The mass closure of those flags paved the way for billions of dollars of PPP loan debt to be forgiven in the final days of the Trump administration, seemingly without due diligence on the part of the federal bureaucrats charged with preventing fraud.
In all, the SBA flagged nearly 2.3 million PPP loans worth at least $189 billion, according to the report published Thursday by the Project on Government Oversight (POGO), a watchdog group that obtained those data from the SBA via an open records request. “A flagged PPP loan does not necessarily mean there was fraud, but some flags—if accurate—indicate clear-cut reasons a recipient would have been ineligible for the taxpayer-backed loan,” the report explains.
But the SBA has now cleared 95 percent of those loans. More than 40 percent of the clearances occurred on January 6, far more than on any other single day. “That means a substantial number of loans flagged as potentially going to fraudsters or ineligible recipients have now been forgiven,” the POGO report concludes.
Perhaps that’s why other reviews of the program have found that as much as $100 billion of the $820 billion distributed via PPP loans was stolen by fraudsters.
There were 57 different types of flags applied to various PPP loans, according to the report. The most common one indicated that the business applying for the loan did not exist before February 15, 2020—the cutoff date for applicants that was supposed to prevent fraudsters from starting new businesses to collect pandemic aid.

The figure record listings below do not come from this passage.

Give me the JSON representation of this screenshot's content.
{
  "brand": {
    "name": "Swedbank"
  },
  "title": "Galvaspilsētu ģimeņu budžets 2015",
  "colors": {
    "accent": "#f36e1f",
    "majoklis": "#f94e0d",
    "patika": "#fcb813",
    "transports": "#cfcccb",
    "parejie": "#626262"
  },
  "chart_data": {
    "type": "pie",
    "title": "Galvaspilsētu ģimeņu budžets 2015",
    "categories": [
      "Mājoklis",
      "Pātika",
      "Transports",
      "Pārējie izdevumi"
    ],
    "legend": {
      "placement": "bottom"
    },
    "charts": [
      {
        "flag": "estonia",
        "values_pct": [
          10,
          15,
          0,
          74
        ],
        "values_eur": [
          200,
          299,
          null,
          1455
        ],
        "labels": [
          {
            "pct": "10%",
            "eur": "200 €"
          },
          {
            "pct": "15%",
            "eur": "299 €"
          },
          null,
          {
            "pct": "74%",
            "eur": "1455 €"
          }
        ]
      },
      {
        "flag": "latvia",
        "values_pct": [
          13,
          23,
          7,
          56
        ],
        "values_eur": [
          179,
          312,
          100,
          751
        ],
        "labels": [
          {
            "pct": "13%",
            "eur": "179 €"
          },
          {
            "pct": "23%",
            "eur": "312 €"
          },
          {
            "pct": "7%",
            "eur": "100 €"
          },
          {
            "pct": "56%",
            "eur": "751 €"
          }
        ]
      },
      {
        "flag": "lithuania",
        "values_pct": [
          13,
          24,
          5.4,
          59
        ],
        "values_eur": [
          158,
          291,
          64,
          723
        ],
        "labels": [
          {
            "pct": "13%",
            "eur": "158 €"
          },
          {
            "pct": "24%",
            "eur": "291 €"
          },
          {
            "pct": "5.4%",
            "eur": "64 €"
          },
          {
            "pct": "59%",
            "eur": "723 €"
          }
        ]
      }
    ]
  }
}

That flag was applied to 785,089 loans.
Any loan exceeding $2 million was automatically flagged for review under a Department of Treasury policy adopted in 2020 to apply stricter scrutiny to the largest PPP loans. But the POGO report shows that 99 percent of the roughly 28,000 loans flagged for that reason were cleared during the waning days of the Trump administration in January 2021.
“The bulk closure of most of these flags” the POGO report states, “suggests that not all of these large loans received the ‘full review‘ that then-Treasury Secretary Steven Mnuchin pledged they would get.”
The details of the POGO report are worth reading in full. It is an illustrative look inside a government bureaucracy that seems to have been overwhelmed by the obligation to push unprecedented piles of money out the door. In the first 33 days after the PPP program was opened in April 2020, the SBA lent out more than 20 times as much as it had handled in any full year before that time. High levels of fraud and waste were inevitable.
Even when the money did go to an eligible, actual business, much of it ended up in the pockets of business owners—rather than the paychecks of employees—at tremendous cost to taxpayers.
“Only 23 to 34 percent of the program’s funds went directly to workers who would have otherwise lost their jobs,” a National Bureau of Economic Research study found. Another study by the Federal Reserve Bank of St. Louis found that taxpayers paid roughly $4 for every $1 of wages and benefits to workers.
“Initially, the PPP promised loan refundability to businesses that kept workers on their payrolls for eight weeks, essentially converting those loans into grants,” Reason‘s Peter Suderman detailed in February. “But, as the pandemic dragged on and the program was topped up with additional funds, the requirements slipped, and the PPP eventually turned into something more like an all-purpose federally funded slush fund for small business owners.”
In a report published in May, the SBA’s inspector general pointed out that the agency did not have “a centralized entity to design, lead, and manage fraud risk” until February 2022—nearly two years after the PPP loans began being distributed and long after the bulk of them had been forgiven. That’s obviously far too late to do much.
“The millions of flagged PPP loans worth billions of dollars,” the POGO report concludes, “and the lack of scrutiny leading up to their forgiveness, shows the great pandemic swindle was aided and abetted by the SBA’s lax oversight.”